Plaintiffs Respond to Texas’ Attempt to Stall Foster Care Reforms: ‘It is time to … fix what has long been broken’

(Houston, TX) – Texas filed a notice of appeal as well as a motion to stay in response to Senior U.S. District Judge Janis Graham Jack’s ruling that declared the state must make targeted changes to its foster care system. In turn, Paul Yetter, lead trial lawyer for the plaintiffs in M.D. v. Perry, issued the following statement:

“When a federal court finds that a foster care system has been hurting the very kids that it is supposed to protect, it is time to stop stalling and fix what has long been broken. We will vigorously oppose Texas’ latest efforts to defend a system that allows thousands of our children to suffer abuse, neglect and instability.”

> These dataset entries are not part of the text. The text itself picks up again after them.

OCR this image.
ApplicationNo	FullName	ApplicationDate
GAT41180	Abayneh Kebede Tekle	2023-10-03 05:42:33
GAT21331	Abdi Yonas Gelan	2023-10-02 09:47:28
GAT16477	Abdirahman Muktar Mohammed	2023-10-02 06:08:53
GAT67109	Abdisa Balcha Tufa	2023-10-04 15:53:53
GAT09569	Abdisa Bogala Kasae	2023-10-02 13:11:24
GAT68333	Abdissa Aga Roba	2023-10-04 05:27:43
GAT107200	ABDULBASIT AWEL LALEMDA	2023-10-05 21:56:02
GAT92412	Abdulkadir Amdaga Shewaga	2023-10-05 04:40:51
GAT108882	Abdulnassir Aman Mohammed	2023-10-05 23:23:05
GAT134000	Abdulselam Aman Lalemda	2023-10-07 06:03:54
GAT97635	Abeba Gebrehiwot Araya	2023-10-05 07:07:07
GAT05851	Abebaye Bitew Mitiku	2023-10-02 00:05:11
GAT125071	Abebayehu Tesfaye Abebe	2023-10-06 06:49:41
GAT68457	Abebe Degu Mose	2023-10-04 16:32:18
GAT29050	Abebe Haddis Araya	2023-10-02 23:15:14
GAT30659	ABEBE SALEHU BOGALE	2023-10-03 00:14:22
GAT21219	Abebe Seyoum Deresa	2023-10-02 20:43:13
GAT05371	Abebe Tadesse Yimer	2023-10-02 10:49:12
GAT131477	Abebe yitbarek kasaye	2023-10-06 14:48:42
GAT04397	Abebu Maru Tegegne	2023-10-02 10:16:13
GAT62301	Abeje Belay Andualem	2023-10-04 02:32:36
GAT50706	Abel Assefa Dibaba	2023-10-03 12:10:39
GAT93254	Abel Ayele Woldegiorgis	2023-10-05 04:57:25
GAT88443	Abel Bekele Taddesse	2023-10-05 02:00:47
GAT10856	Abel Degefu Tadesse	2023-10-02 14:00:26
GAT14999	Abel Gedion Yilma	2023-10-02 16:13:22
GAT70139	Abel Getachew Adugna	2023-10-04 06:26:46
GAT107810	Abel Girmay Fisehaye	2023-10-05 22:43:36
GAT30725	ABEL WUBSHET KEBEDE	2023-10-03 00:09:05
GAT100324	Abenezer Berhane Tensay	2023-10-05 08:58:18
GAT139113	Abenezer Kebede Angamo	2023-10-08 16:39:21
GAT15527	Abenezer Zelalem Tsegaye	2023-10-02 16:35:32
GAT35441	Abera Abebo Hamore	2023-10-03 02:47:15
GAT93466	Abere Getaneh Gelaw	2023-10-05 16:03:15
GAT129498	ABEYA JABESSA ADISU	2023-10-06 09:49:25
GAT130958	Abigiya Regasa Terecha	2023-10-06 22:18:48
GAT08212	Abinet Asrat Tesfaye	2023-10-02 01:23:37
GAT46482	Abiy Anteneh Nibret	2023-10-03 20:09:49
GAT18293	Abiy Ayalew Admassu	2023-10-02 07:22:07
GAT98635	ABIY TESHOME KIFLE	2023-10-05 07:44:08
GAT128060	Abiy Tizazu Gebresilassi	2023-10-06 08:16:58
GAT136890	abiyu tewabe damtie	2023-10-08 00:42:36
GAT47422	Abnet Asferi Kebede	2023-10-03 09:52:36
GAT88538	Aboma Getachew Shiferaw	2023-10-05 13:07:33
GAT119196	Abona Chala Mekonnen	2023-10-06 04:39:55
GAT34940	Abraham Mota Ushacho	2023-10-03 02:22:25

Children’s Rights and Texas co-counsel Haynes and Boone, LLP and Yetter Coleman LLP brought M.D. v. Perry in 2011 on behalf of 12,000 children in permanent foster care, or permanent managing conservatorship (PMC). Following a two-week trial in December 2014, Judge Jack ruled on December 17, 2015 in favor of plaintiff children, noting the state put kids at risk because of high caseloads, dangerous foster group homes, inadequate investigations into abuse and neglect reports and a lack of placement options. The decision allowed 30 days for the court to hold a hearing to select an “independent Special Master,” and stated that within 180 days of selecting the “Special Master,” that person would present an “Implementation Plan to reform Texas’s foster care system.”